Four-star hotel fires supervisor over two cups of coffee

Strand Hotel in Limerick dismisses kitchen steward for stealing coffee powder

Strand Hotel, Limerick: the company fired Krzysztof Scislowski for gross misconduct

Strand Hotel, Limerick: the company fired Krzysztof Scislowski for gross misconduct

 

A supervisor at a four-star hotel in Limerick has lost his livelihood over two cups of coffee.

Krzysztof Scislowski was a chief kitchen steward at the Strand Hotel in the city, where his duties included the supervision of staff and of cleaning, as well as ensuring the security of hotel stock and other property. The hotel sacked him in March this year after he admitted taking two paper cups of coffee powder because he liked its taste and it wasn’t available in the staff canteen.

Mr Scislowski claimed this was unfair dismissal, but the Employment Appeals Tribunal has now found that the hotel acted fairly in firing him. It said that he had compounded his wrongdoing by initially denying that the coffee belonged to the hotel.

Managers had searched his locker after a colleague noticed him wrapping the paper cups and putting them in his pocket. When they confronted Mr Scislowski he pretended to have bought the coffee at a shop and to have transferred it to the paper cups after the jar broke. But at a subsequent meeting the steward, who had worked at the hotel since 2007, admitted to having taken the coffee powder from the hotel’s dry-goods store.

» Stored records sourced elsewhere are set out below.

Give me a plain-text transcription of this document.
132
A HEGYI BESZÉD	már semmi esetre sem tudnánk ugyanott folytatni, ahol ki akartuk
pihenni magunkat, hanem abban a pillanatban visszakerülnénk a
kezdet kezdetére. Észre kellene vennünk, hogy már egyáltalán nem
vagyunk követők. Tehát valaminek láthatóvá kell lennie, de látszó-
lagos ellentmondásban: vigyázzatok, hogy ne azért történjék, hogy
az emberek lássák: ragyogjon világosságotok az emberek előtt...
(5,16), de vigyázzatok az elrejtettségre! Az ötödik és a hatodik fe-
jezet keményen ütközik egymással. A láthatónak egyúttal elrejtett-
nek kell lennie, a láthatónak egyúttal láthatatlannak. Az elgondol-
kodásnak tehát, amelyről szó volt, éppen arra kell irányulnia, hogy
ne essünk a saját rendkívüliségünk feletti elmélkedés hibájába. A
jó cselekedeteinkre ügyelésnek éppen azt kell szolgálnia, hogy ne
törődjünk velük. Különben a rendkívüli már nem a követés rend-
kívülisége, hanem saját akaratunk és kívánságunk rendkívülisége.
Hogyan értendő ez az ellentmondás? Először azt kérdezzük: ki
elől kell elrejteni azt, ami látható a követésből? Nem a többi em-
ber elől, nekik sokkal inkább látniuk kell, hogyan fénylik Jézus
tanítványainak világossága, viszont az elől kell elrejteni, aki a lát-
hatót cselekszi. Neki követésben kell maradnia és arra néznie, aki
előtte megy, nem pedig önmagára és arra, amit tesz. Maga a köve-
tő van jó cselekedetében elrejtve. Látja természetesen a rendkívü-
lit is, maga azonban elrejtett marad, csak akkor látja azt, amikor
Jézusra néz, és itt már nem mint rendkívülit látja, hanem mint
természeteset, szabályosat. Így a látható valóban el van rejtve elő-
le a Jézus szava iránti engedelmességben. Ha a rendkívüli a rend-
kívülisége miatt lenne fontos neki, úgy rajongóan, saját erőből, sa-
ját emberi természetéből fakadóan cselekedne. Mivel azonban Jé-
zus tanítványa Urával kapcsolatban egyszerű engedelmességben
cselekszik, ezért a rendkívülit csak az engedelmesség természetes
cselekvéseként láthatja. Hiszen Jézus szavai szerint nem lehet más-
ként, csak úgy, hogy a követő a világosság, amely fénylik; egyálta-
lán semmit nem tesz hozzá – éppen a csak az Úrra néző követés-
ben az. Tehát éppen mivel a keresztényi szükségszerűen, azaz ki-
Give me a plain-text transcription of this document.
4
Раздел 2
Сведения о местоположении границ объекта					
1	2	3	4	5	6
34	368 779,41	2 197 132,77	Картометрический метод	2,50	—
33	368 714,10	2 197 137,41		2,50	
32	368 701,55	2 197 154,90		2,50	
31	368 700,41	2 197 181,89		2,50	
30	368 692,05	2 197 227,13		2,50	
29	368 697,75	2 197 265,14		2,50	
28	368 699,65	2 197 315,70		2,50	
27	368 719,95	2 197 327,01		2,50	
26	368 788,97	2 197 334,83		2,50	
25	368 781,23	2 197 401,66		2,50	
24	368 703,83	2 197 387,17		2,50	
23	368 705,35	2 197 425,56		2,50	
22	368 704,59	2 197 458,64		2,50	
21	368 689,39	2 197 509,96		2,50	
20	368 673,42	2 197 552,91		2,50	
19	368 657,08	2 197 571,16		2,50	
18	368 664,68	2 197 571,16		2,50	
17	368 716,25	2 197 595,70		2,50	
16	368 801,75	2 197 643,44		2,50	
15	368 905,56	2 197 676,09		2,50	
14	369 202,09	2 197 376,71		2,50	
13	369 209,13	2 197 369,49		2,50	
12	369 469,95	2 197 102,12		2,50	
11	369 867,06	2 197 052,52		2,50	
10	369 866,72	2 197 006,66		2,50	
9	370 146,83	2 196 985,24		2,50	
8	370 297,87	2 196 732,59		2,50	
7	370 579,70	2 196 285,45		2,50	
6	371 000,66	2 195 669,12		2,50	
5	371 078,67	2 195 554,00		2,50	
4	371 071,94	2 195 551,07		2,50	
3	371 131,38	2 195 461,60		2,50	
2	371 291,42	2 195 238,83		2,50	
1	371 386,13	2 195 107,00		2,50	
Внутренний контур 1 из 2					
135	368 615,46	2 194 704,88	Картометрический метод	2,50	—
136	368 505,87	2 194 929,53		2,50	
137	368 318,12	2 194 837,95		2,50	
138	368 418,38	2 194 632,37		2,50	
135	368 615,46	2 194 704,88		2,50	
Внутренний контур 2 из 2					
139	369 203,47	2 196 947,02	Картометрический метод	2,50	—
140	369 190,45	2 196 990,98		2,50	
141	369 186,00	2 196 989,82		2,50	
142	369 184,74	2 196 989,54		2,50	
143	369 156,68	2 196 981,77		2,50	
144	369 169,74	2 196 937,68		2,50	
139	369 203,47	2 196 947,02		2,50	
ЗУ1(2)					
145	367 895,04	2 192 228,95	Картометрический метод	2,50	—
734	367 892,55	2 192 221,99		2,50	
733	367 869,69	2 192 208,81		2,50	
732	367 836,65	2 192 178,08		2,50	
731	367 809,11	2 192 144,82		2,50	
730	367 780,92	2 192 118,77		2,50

“Took advantage of master key”

Mr Scislowski said he had lied because he didn’t think anybody would believe him if he explained that he only wanted the coffee for his own use at work and did not intend to take it home. He also told the hotel that he had not appreciated the seriousness of the incident or realised that he could lose his job.

The hotel’s human-resources manager told him that he had taken advantage of having a master key to steal the coffee and that the theft, and his lying about it, constituted gross misconduct.

Mr Scislowski appealed the decision to the hotel’s general manager, who upheld his dismissal as in line with company policy, including a zero-tolerance approach to theft, especially as the steward had lied about what he had done.

Mr Scislowski told the hearing that he had hoped his unblemished record would mean he would only receive a warning, but the tribunal decided that it was reasonable for the hotel to believe he was taking the coffee home and that he had breached the trust it had put him in, particularly as he had been responsible for the security of company stock.